Two of you - namely Miles Moss and Pat Bell - have spoken the name of Mike Czuczman, which is no mean feat in itself, and the latter has a word or two to add. The player, writes Pat, "was a rather estimable member of the post-McMenemy mid-1970s side that struggled in the old third division - when he left, we were relegated. I was surprised to once see him listed among the worst Town players, but have always assumed that the person doing the naming saw him when he came back as a squad member towards the end of his career, when we'd found our way into the second (I never saw him play in that second spell, so can't comment)." Now do I or do I not recall a piece by Phil Ball in Sing When We're Fishing discussing an absolute screamer he once scored? "I have a feeling there's a striker I ought to remember," adds Pat. I do as well, y'know...is it Marc North?

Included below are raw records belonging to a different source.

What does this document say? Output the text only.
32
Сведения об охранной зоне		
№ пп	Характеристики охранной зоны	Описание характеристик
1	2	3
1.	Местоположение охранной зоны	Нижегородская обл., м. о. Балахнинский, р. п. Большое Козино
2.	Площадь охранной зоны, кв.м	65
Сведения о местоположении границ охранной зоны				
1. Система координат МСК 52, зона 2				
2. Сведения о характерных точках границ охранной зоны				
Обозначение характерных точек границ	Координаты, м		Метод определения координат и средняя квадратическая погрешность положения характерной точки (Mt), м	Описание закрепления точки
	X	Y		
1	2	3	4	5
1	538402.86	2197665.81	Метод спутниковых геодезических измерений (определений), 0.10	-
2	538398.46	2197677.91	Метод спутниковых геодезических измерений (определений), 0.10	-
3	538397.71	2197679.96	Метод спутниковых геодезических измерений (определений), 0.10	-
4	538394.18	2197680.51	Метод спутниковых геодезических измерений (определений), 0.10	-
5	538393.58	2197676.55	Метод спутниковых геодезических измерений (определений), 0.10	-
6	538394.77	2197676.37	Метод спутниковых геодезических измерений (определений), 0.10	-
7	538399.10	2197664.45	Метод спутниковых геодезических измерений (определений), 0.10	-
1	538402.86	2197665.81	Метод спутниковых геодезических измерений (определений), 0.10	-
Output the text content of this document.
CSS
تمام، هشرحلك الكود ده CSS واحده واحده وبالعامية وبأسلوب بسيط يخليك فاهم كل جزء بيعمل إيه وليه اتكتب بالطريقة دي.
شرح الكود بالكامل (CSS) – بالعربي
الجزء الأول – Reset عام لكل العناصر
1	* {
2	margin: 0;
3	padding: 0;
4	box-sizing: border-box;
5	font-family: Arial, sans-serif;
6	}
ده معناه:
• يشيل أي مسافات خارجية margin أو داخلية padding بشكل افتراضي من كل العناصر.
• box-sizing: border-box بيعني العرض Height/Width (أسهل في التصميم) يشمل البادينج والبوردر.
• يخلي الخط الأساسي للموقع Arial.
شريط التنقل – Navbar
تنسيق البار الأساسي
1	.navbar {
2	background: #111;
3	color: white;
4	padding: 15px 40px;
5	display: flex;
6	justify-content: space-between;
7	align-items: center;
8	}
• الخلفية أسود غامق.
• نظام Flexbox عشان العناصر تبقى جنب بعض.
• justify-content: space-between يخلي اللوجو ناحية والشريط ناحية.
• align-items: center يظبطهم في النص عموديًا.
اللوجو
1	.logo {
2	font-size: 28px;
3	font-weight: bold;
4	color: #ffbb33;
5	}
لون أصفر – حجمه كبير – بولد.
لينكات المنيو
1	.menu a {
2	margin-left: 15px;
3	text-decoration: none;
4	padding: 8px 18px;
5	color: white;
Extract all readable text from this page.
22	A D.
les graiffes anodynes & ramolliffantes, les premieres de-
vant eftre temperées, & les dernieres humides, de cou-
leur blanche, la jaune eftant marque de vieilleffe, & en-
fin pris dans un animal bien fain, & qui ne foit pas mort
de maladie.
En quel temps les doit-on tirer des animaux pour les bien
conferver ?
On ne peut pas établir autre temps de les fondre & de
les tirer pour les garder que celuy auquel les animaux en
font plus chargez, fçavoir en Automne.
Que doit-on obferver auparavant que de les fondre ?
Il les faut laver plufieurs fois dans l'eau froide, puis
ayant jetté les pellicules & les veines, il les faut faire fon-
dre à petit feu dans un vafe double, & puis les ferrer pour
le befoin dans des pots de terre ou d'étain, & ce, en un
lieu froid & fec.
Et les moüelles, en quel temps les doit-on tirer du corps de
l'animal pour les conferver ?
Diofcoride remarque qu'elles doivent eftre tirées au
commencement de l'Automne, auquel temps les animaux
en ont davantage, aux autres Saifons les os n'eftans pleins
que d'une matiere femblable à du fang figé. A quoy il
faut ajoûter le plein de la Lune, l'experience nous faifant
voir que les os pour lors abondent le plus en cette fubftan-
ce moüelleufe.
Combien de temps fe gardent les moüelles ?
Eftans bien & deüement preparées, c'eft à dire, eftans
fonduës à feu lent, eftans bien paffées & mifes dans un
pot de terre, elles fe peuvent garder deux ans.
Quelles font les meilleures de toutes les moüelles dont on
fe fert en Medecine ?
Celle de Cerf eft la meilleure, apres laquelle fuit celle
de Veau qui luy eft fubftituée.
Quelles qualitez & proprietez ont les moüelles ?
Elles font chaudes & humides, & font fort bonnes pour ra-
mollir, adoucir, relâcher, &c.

Miles also recalls Wilf Gillow, who "signed on the dotted line in 1919-20 and then again in 1923-24, after a short stint being a Lancaster player," and I don't think anyone would argue with that. The splendidly named Clive Wiggington is another valid contribution; but Clarrie Williams, Dick Conner and Dave Booth are all sadly inadmissible as their returns to Town were to coaching and management positions. Same with Mark Dillerstone's suggestion of Paul Wilkinson. Mark also breathes the names of Alec King and Dudley Ramsden, but we don't want to open that whole nest of director worm vipers.
An anonymous contributor, finally, says Tommy Briggs, and adds a quote from Dwight D Eisenhower, with which today's Diary will conclude, because it's even better than that Shankly one about life and death. "Every gun that is made, every warship launched, every rocket fired signifies in the final sense, a theft from those who hunger and are not fed, those who are cold and are not clothed. This world in arms is not spending money alone. It is spending the sweat of its labourers, the genius of its scientists, the hopes of its children."